There are generally more Birdies than Bogeys, not just because it makes for better copy, but because Moore County is just that type of place, in which it seems more good things happen than bad. In fact, that's why most of us choose to settle here.

But this election has brought to our attention an often-unnoticed set of professional players. In fact, a few people in our county have been shooting double-eagle holes-in-one for years. They will cost us about half a million dollars in tax money for 2012. Yet the approximate $5 that each of us pays for that expense creates a bargain.

The eagles I write about are shot by the members of our Moore County Board of Elections, their director, Glenda Clendenin, her staff and the part-time poll workers who take several days every two to four years to work from dawn to dusk giving us free and fair elections.

Stories from other counties are replete with allegations of voter fraud. For instance, during early voting this election, it took three attempts for one Guilford County voter to cast his ballot for Mitt Romney without his voting machine checking Barack Obama. The same thing happened in New Bern in 2010, when machines automatically chose Democrats. Moore County has been free of any such scandal.

Because our governor is a Democrat, our elections board consists of two Democrats, Ansal Graham and Carolyn McDermott, and one Republican, Susan T. Adams. But our board is unique. In other counties, when Sunday early voting was considered, Democrats and Republicans went to war.

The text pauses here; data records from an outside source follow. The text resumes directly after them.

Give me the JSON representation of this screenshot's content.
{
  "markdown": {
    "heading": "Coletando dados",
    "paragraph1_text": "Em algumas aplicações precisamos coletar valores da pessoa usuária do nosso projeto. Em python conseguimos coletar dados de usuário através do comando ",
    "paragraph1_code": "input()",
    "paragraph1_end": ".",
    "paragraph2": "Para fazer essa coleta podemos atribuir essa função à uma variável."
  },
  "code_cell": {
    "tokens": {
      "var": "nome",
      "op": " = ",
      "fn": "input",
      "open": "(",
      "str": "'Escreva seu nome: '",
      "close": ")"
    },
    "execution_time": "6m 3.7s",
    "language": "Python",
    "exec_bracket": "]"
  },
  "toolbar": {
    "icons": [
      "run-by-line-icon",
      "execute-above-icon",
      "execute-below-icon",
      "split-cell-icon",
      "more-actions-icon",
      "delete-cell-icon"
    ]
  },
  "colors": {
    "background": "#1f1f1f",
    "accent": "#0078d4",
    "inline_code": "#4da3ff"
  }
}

Republicans believed that Sunday ought to be a nonpolitical day devoted to family and worship. Democrats felt that Sunday was the best day for organizing voters. The elections board staff was concerned that working seven days a week with early voting would create stress for election workers and a budget-busting overtime bill for taxpayers.

So two Democrats and one Republican compromised. Early voting hours were extended for each of six days per week. On the seventh day, the staff and the taxpayers could rest. It was a bipartisan compromise of a kind some wish could be accomplished in Washington, D.C. The fact was that it was accomplished by these fine public servants without even a headline.

When we go to the polls, some of us fail to appreciate how ballots, optical scanners and even an electronic voting machine for the visually handicapped are transported to early voting places in Whispering Pines, Carthage, West End and Aberdeen. We fail to realize that a few days later these ballots and devices are then set up in precincts throughout Moore County.

Each polling place has to have access to voter lists and a wealth of knowledge with respect to how these lists need to be checked for accuracy. Election judges, both Democrat and Republican, need to be recruited and trained. By state law, even the name of each early voter and absentee balloter has to be published on the Internet and made available to "wonks" collecting what I believe to be too much individual data.

And, while all this was being done this past week, Clendenin and her staff still found time to answer the voter inquiries I forwarded them.

In our state, the party of the governor controls the majority on boards of election. If Republicans win that race, it will be important to more closely scrutinize the integrity of elections, especially in Guilford County.

But in Moore County, we must choose a slightly different course. Regardless of the composition of our future boards of election, we must support the nonpartisan integrity that Glenda Clendenin has brought to our county. We must continue with the cooperative spirit that our current board of elections has chosen to follow.

The roughly $500,000 budgeted for this election by county taxpayers divided by the approximate 100,000 residents of Moore County means that for about $5 per person we get an election run by professionals of whom we can be proud.

It gives us every reason to get out to vote regardless of party affiliation and to go home Tuesday night with confidence that our vote will be counted with integrity.